Across the UK, lease expiries are giving space back to the office market. Agreements signed five or ten years ago, in a very different climate, are now coming to an end – with this “flight to quality” meaning tenants are upgrading to premium buildings or rethinking how and where their teams work. As that churn starts to accelerate, older offices that no longer meet occupier demand are feeling the pressure.
The gap between what occupiers now expect and what much of the secondary market can provide has widened significantly. Tenants want legitimate ESG credentials, quality breakout spaces, fitted and ready-to-go offices, as well as flexibility around leases and growth. Too many older buildings are anchored by rigid leases, dated entrances and energy performance that will only become more problematic as regulation tightens.
For some landlords, this shift has hit fast; as void risk affects incomes, incomes affect valuation and valuation cripples refinancing conversations.

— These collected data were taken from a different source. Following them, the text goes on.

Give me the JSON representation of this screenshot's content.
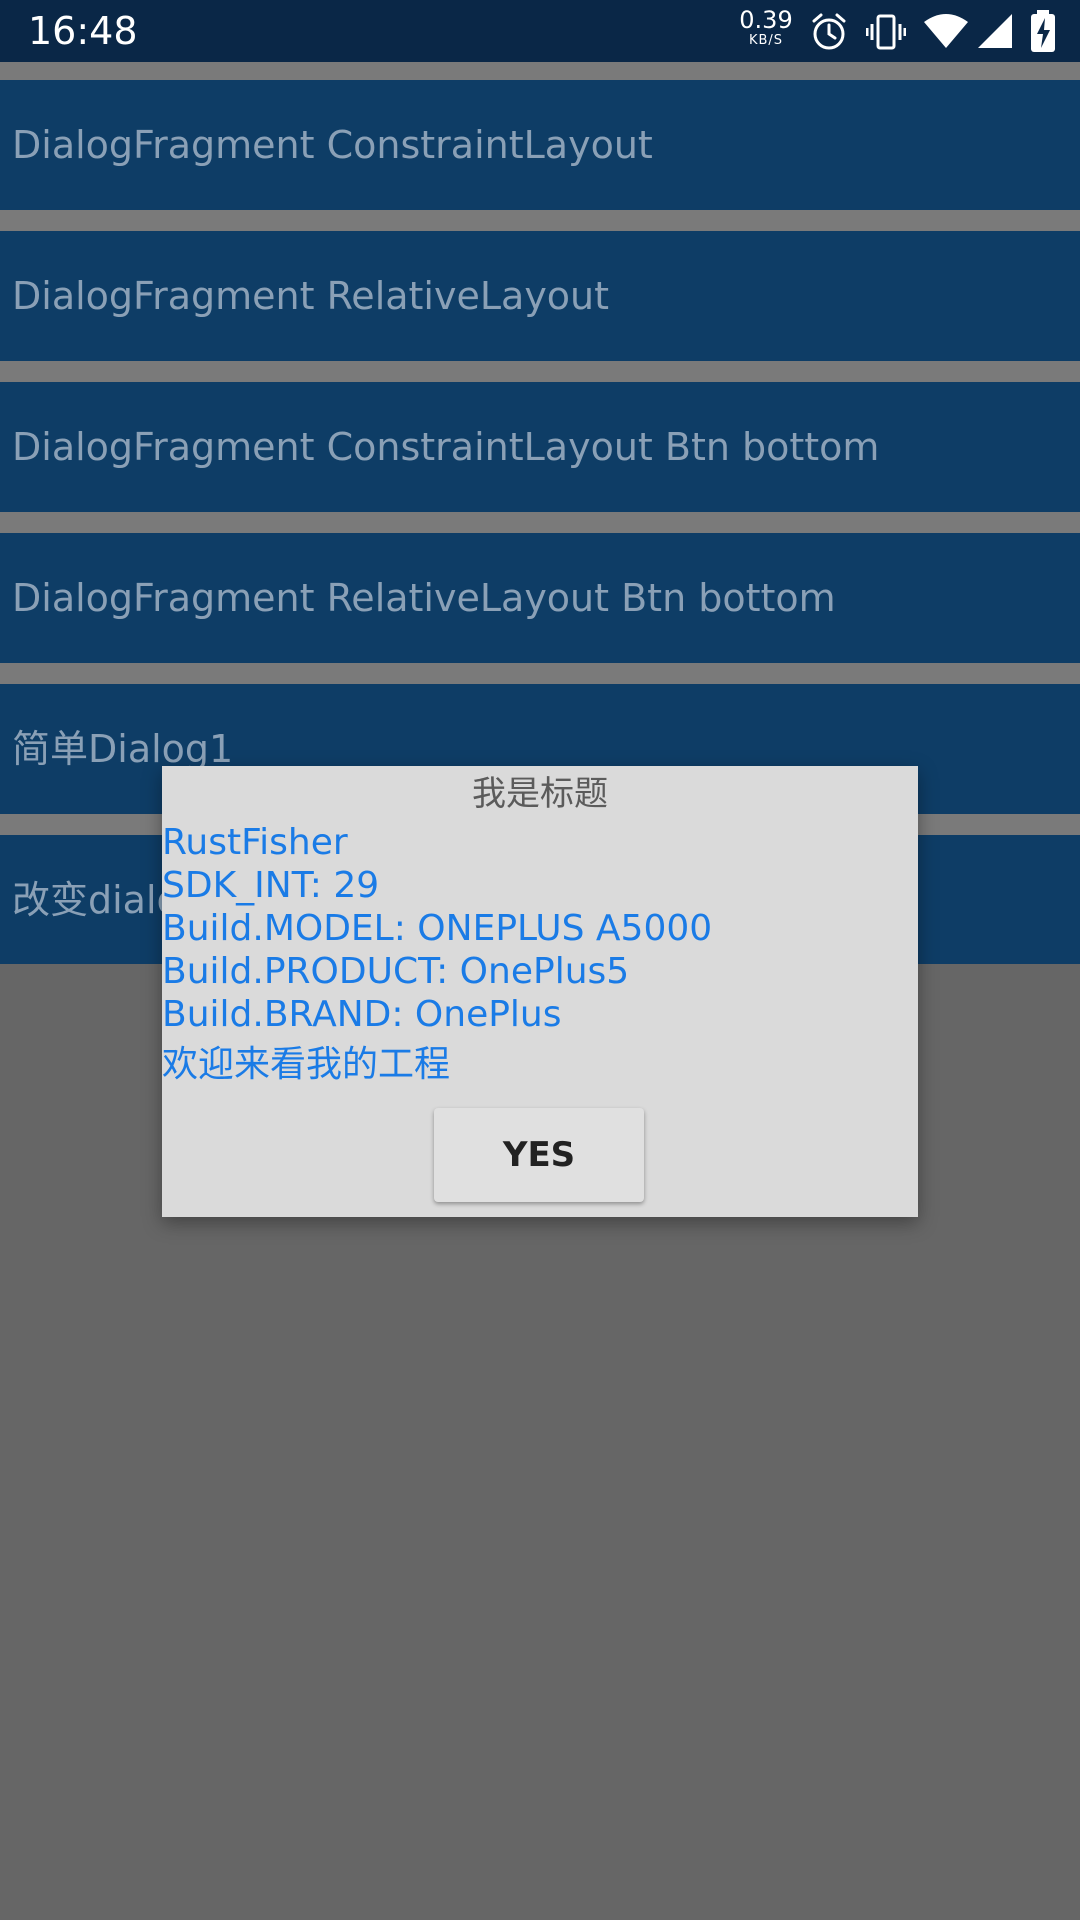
{
  "status_bar": {
    "time": "16:48",
    "net_speed_value": "0.39",
    "net_speed_unit": "KB/S",
    "icons": [
      "alarm-icon",
      "vibrate-icon",
      "wifi-icon",
      "signal-icon",
      "battery-charging-icon"
    ]
  },
  "list": {
    "buttons": [
      {
        "label": "DialogFragment ConstraintLayout"
      },
      {
        "label": "DialogFragment RelativeLayout"
      },
      {
        "label": "DialogFragment ConstraintLayout Btn bottom"
      },
      {
        "label": "DialogFragment RelativeLayout Btn bottom"
      },
      {
        "label": "简单Dialog1"
      },
      {
        "label": "改变dialog"
      }
    ]
  },
  "dialog": {
    "title": "我是标题",
    "lines": [
      "RustFisher",
      "SDK_INT: 29",
      "Build.MODEL: ONEPLUS A5000",
      "Build.PRODUCT: OnePlus5",
      "Build.BRAND: OnePlus",
      "欢迎来看我的工程"
    ],
    "yes_label": "YES"
  },
  "colors": {
    "status_bar": "#0a2747",
    "button_bg": "#0e3d66",
    "button_text": "#8aa0b6",
    "divider": "#7a7a7a",
    "dim_background": "#666666",
    "dialog_bg": "#dadada",
    "info_text": "#1a7be6"
  }
}
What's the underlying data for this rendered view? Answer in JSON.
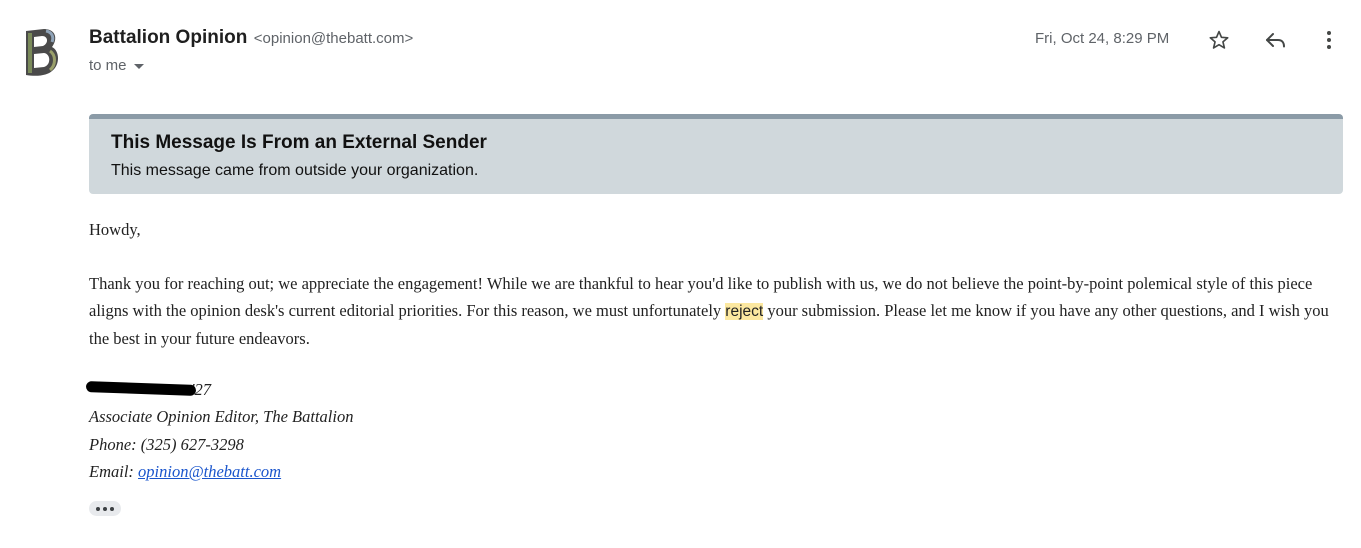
{
  "header": {
    "sender_name": "Battalion Opinion",
    "sender_email": "<opinion@thebatt.com>",
    "recipient_label": "to me",
    "date": "Fri, Oct 24, 8:29 PM",
    "icons": {
      "star": "star-icon",
      "reply": "reply-icon",
      "more": "more-vert-icon",
      "expand": "caret-down-icon"
    }
  },
  "banner": {
    "title": "This Message Is From an External Sender",
    "text": "This message came from outside your organization."
  },
  "message": {
    "greeting": "Howdy,",
    "paragraph_before": "Thank you for reaching out; we appreciate the engagement! While we are thankful to hear you'd like to publish with us, we do not believe the point-by-point polemical style of this piece aligns with the opinion desk's current editorial priorities. For this reason, we must unfortunately ",
    "highlighted_word": "reject",
    "paragraph_after": " your submission. Please let me know if you have any other questions, and I wish you the best in your future endeavors."
  },
  "signature": {
    "name_suffix": "'27",
    "title": "Associate Opinion Editor, The Battalion",
    "phone": "Phone: (325) 627-3298",
    "email_label": "Email: ",
    "email_link": "opinion@thebatt.com"
  },
  "colors": {
    "banner_bg": "#d0d8dc",
    "banner_border": "#8b9ba7",
    "highlight": "#fce8a0",
    "link": "#1a55cc"
  }
}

Secondary stock isn’t obsolete
Dealing with managed office space day to day, the reality is more nuanced than headlines would suggest. Many secondary buildings are well located, structurally sound and capable of delivering strong returns. What they lack is curb appeal to current occupiers. Industry estimations suggest that the current stock of below-prime central London office buildings could be worth £262 billion if upgraded1, pointing to a revamping issue, not a demolition one.
The mistake is waiting until the vacancy becomes too long-established before acting. By the time a floor has sat empty for months, the building becomes unattractive, leaving a sour taste in potential occupiers’ mouths. Confidence weakens, and negotiations go stale, leaving many buildings desolate – with this vacancy weighing on income, valuation and refinancing conversations.

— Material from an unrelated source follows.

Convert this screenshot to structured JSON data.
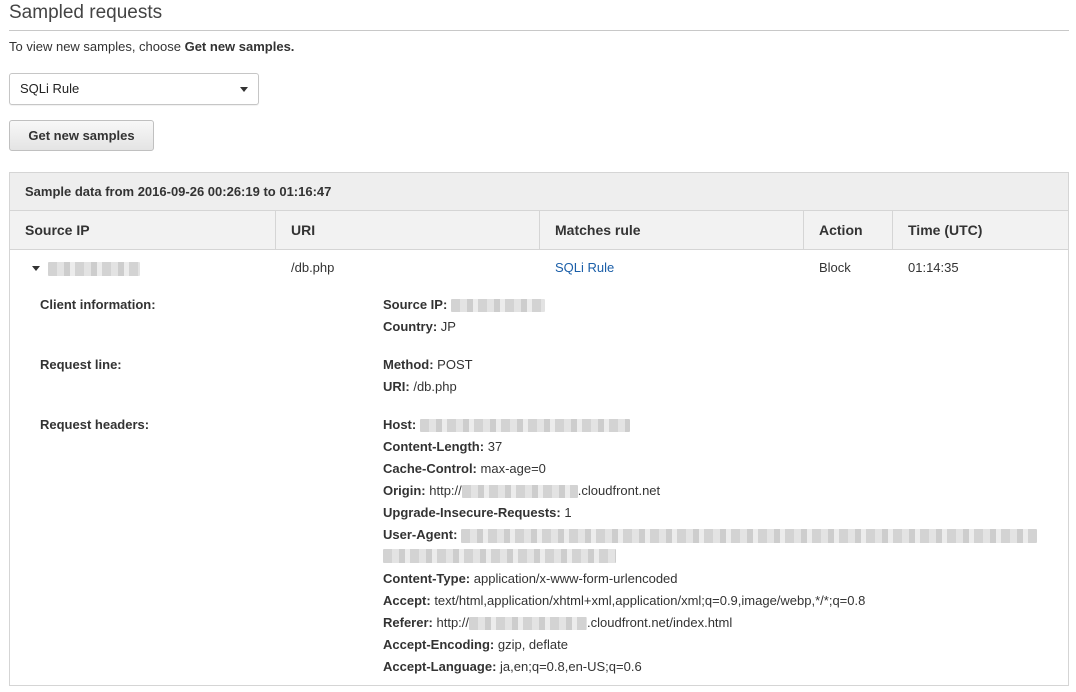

For landlords, the smarter play is anticipatory asset management. If a lease is viable 12 to 18 months away, the repositioning strategy should already be in motion.

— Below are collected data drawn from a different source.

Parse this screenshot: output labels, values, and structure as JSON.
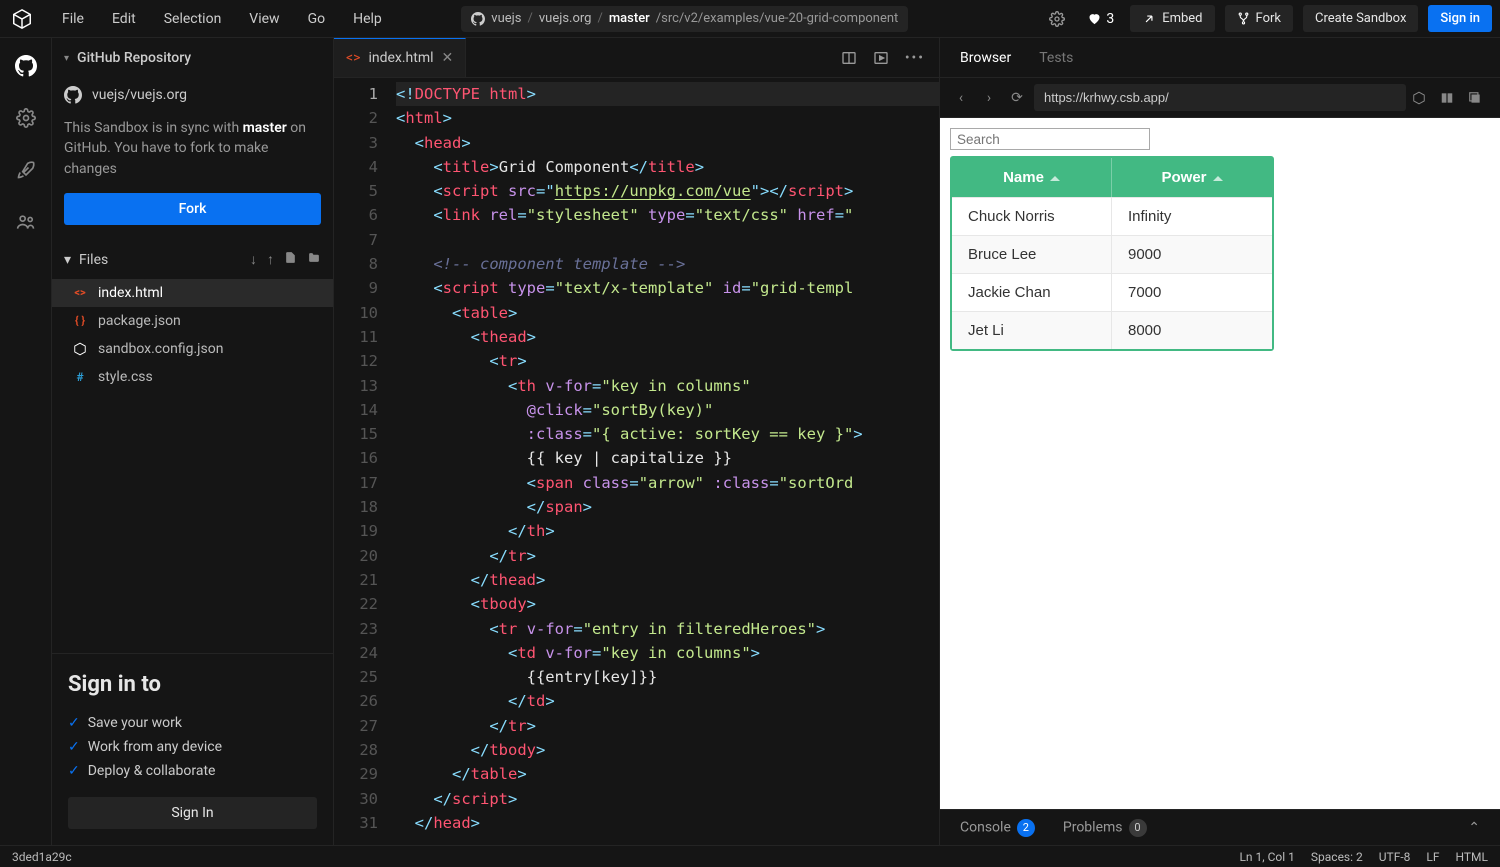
{
  "menubar": {
    "menus": [
      "File",
      "Edit",
      "Selection",
      "View",
      "Go",
      "Help"
    ],
    "breadcrumb": {
      "owner": "vuejs",
      "repo": "vuejs.org",
      "branch": "master",
      "path": "/src/v2/examples/vue-20-grid-component"
    },
    "likes": "3",
    "embed": "Embed",
    "fork": "Fork",
    "create": "Create Sandbox",
    "signin": "Sign in"
  },
  "sidebar": {
    "title": "GitHub Repository",
    "repo": "vuejs/vuejs.org",
    "sync_msg_pre": "This Sandbox is in sync with ",
    "sync_msg_bold": "master",
    "sync_msg_post": " on GitHub. You have to fork to make changes",
    "fork": "Fork",
    "files_title": "Files",
    "files": [
      {
        "name": "index.html",
        "icon": "orange",
        "active": true
      },
      {
        "name": "package.json",
        "icon": "json",
        "active": false
      },
      {
        "name": "sandbox.config.json",
        "icon": "cfg",
        "active": false
      },
      {
        "name": "style.css",
        "icon": "css",
        "active": false
      }
    ],
    "signin": {
      "title": "Sign in to",
      "benefits": [
        "Save your work",
        "Work from any device",
        "Deploy & collaborate"
      ],
      "button": "Sign In"
    }
  },
  "tabs": {
    "active": "index.html"
  },
  "editor": {
    "lines": 31
  },
  "preview": {
    "tabs": [
      "Browser",
      "Tests"
    ],
    "url": "https://krhwy.csb.app/",
    "search_placeholder": "Search",
    "table": {
      "headers": [
        "Name",
        "Power"
      ],
      "rows": [
        {
          "name": "Chuck Norris",
          "power": "Infinity"
        },
        {
          "name": "Bruce Lee",
          "power": "9000"
        },
        {
          "name": "Jackie Chan",
          "power": "7000"
        },
        {
          "name": "Jet Li",
          "power": "8000"
        }
      ]
    },
    "console_label": "Console",
    "console_badge": "2",
    "problems_label": "Problems",
    "problems_badge": "0"
  },
  "statusbar": {
    "left": "3ded1a29c",
    "right": [
      "Ln 1, Col 1",
      "Spaces: 2",
      "UTF-8",
      "LF",
      "HTML"
    ]
  }
}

Flex has matured, and so has demand
Flexible workspace is no longer a short-term solution for small businesses and start-ups. Demand has evolved; spaces are bigger, leases are shorter, and tenants are more sophisticated. High-growth sectors continue to seek space that allows them to scale without locking into decade-long rents. Occupiers also want fitted space, dynamic, top-of-the-range amenities and the ability to grow or downsize without any issues.
For landlords, this opens the commercial door. Converting underperforming floors into well-designed, flexible office spaces can and will accelerate lease uptake whilst widening the tenant pool, which helps the wider building strategy. Instead of relying on a single long lease, income can become diversified across several occupiers.
The conversation has changed
Landlord finance is no longer built on maybes. Lenders are interrogating void periods, tenant demand and re-letting prospects more closely than ever.
A flex strategy can improve the refinancing conversations rather than weaken it. It demonstrates adaptive management, market responsiveness and the ability to generate income. It also provides options. Landlords can accumulate capital while stabilising performance and if all goes well, they can always go back to longer leases at a later date.
Acting early
Secondary office stock is not inherently bad or broken. But leaving an empty space to waste is no longer an option. The longer the space sits empty, the harder it becomes to shift market perception, recover service charge, and maintain valuation stability.
The combination of evolving occupier demands and tighter lending is forcing the market to separate passive from proactive landlords. Those who wait are at risk of vacancies becoming their legacy, but landlords who move early can revamp, reprice and come to the market with a whole new offering.
For landlords and investors prepared to adapt, secondary offices could be the biggest oversight in today’s market, and flex is showing up as the most practical and commercially viable way to do it.